The problem: 128k tokens sounds like a lot until your agent has memory

GPT-4o has a 128,000 token context window. Claude 3 handles 200,000. Gemini Pro goes even further. Developers often assume that with context windows this large, "just dump everything in" is a reasonable strategy. It isn't — and the math makes clear why.

Consider a real-world B2B AI agent scenario:

You've burned 95% of your context window, paid for 68,500 input tokens (roughly $0.17 per call at GPT-4o pricing), and the LLM now has to find the relevant signal in 68,000 tokens of noise. And this is the good scenario — one where history fits at all. Agents that run hundreds of sessions per user will overflow the context window entirely, forcing truncation of the exact history you needed.

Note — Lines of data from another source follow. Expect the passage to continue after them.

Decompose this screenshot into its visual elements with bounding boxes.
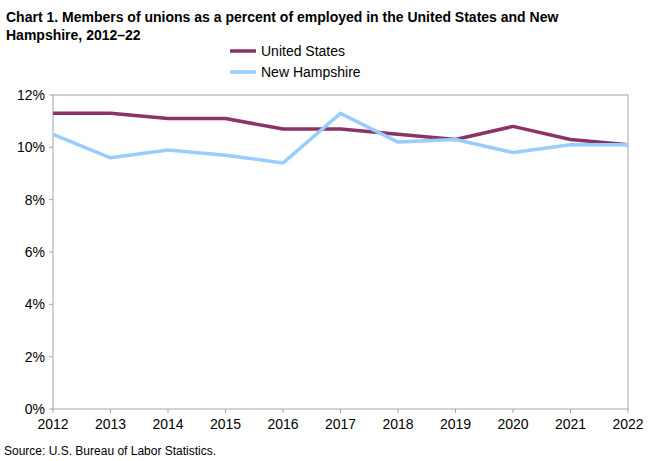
- legend-swatch: [230, 49, 256, 53]
- y-tick-label: 0%: [25, 401, 45, 417]
- x-tick-label: 2018: [382, 416, 413, 432]
- x-tick: [513, 409, 514, 413]
- x-tick: [110, 409, 111, 413]
- y-tick-label: 2%: [25, 349, 45, 365]
- y-tick: [49, 95, 53, 96]
- x-tick-label: 2021: [555, 416, 586, 432]
- x-tick: [570, 409, 571, 413]
- x-tick: [225, 409, 226, 413]
- x-tick: [628, 409, 629, 413]
- x-tick: [340, 409, 341, 413]
- x-tick-label: 2022: [612, 416, 643, 432]
- x-tick: [398, 409, 399, 413]
- y-tick-label: 4%: [25, 296, 45, 312]
- x-tick: [283, 409, 284, 413]
- x-tick-label: 2014: [152, 416, 183, 432]
- x-tick-label: 2020: [497, 416, 528, 432]
- series-line: [53, 113, 628, 144]
- x-tick-label: 2013: [95, 416, 126, 432]
- title-line: Chart 1. Members of unions as a percent …: [6, 9, 558, 25]
- y-tick: [49, 199, 53, 200]
- legend-label: New Hampshire: [261, 64, 361, 80]
- y-tick-label: 8%: [25, 192, 45, 208]
- x-tick: [168, 409, 169, 413]
- series-group: [53, 113, 628, 163]
- title-line: Hampshire, 2012–22: [6, 27, 141, 43]
- y-tick: [49, 304, 53, 305]
- legend-label: United States: [261, 43, 345, 59]
- y-tick: [49, 252, 53, 253]
- y-tick: [49, 409, 53, 410]
- y-tick: [49, 356, 53, 357]
- y-tick-label: 10%: [17, 139, 45, 155]
- chart: Chart 1. Members of unions as a percent …: [0, 0, 660, 461]
- y-tick-label: 12%: [17, 87, 45, 103]
- plot-frame: [53, 95, 628, 409]
- x-tick-label: 2017: [325, 416, 356, 432]
- x-tick-label: 2012: [37, 416, 68, 432]
- x-tick-label: 2016: [267, 416, 298, 432]
- series-line: [53, 113, 628, 163]
- x-tick: [455, 409, 456, 413]
- y-tick: [49, 147, 53, 148]
- y-tick-label: 6%: [25, 244, 45, 260]
- x-tick-label: 2019: [440, 416, 471, 432]
- legend-swatch: [230, 70, 256, 74]
- x-tick: [53, 409, 54, 413]
- title: Chart 1. Members of unions as a percent …: [6, 9, 558, 43]
- source: Source: U.S. Bureau of Labor Statistics.: [4, 444, 216, 458]
- x-tick-label: 2015: [210, 416, 241, 432]
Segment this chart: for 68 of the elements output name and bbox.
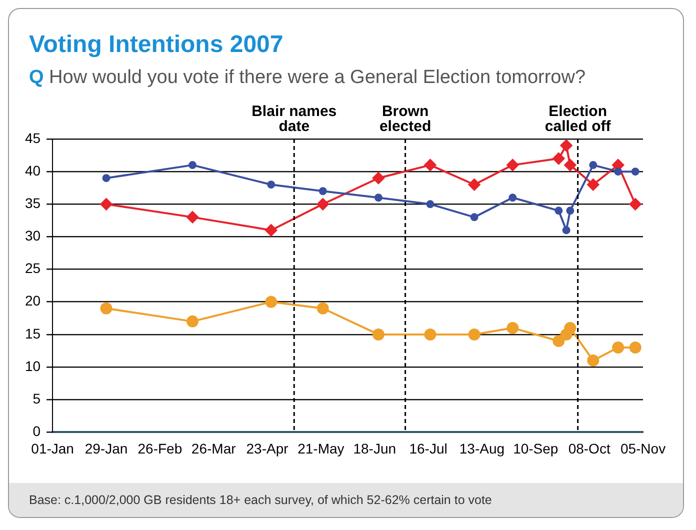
y-tick-label: 30 [24,228,41,244]
point [564,322,576,334]
x-tick-label: 10-Sep [513,440,558,456]
point [564,159,576,172]
y-tick-label: 10 [24,358,41,374]
point [318,187,327,196]
text: Base: c.1,000/2,000 GB residents 18+ each survey, of which 52-62% certain to vote [29,493,492,507]
point [566,206,574,215]
point [612,342,624,354]
x-tick-label: 18-Jun [353,440,396,456]
point [186,211,199,224]
point [372,328,384,340]
point [506,322,519,334]
y-tick-label: 40 [24,162,41,178]
point [100,198,112,210]
point [100,302,112,314]
point [468,328,480,340]
point [631,168,640,176]
x-tick-label: 05-Nov [620,440,666,456]
x-tick-label: 26-Feb [138,440,182,456]
x-tick-label: 16-Jul [409,440,448,456]
point [587,178,600,191]
point [374,194,382,202]
chart-title: Voting Intentions 2007 [28,30,284,59]
point [424,328,436,340]
x-tick-label: 08-Oct [568,440,610,456]
y-tick-label: 0 [32,423,41,440]
point [554,206,563,215]
y-tick-label: 25 [24,260,41,276]
point [587,354,600,367]
point [629,342,642,354]
x-tick-label: 23-Apr [246,440,289,456]
point [470,213,478,222]
point [267,180,276,189]
point [186,315,199,328]
y-tick-label: 45 [24,130,41,146]
point [552,334,565,347]
ref-line-label: Election called off [544,103,612,135]
point [468,178,480,191]
point [316,198,329,210]
point [188,161,197,170]
point [426,200,434,208]
y-tick-label: 15 [24,325,41,342]
ref-line-label: Blair names date [252,103,337,135]
point [508,194,517,202]
x-tick-label: 26-Mar [191,440,236,456]
point [589,161,598,170]
point [372,172,384,184]
point [629,198,642,210]
point [614,168,622,176]
point [562,226,570,234]
point [424,159,436,172]
ref-line-label: Brown elected [379,103,432,135]
point [265,224,278,236]
x-tick-label: 21-May [298,440,344,456]
x-tick-label: 29-Jan [84,440,128,456]
point [560,140,572,152]
point [316,302,329,314]
y-tick-label: 35 [24,195,41,212]
point [265,296,278,308]
x-tick-label: 01-Jan [31,440,74,456]
point [552,152,565,165]
x-tick-label: 13-Aug [459,440,505,456]
y-tick-label: 5 [32,390,41,406]
chart-subtitle: Q How would you vote if there were a General Election tomorrow? [29,67,586,88]
y-tick-label: 20 [24,292,41,309]
point [506,159,519,172]
point [102,174,110,182]
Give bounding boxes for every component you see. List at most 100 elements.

Cost at scale: At 10,000 daily active users, each generating 10 agent calls per day with 50k tokens of injected history, you're looking at ~$17,000/day in input token costs alone — before any output. Semantic compression typically reduces this by 90%+.

The naive approach: dump everything into context — why it fails

The "full history injection" pattern fails on four dimensions:

1. Cost grows unboundedly

Every message ever sent by the user gets injected on every call. As users accumulate history, token cost per call grows linearly. There's no ceiling until you hit the context limit — at which point it fails hard.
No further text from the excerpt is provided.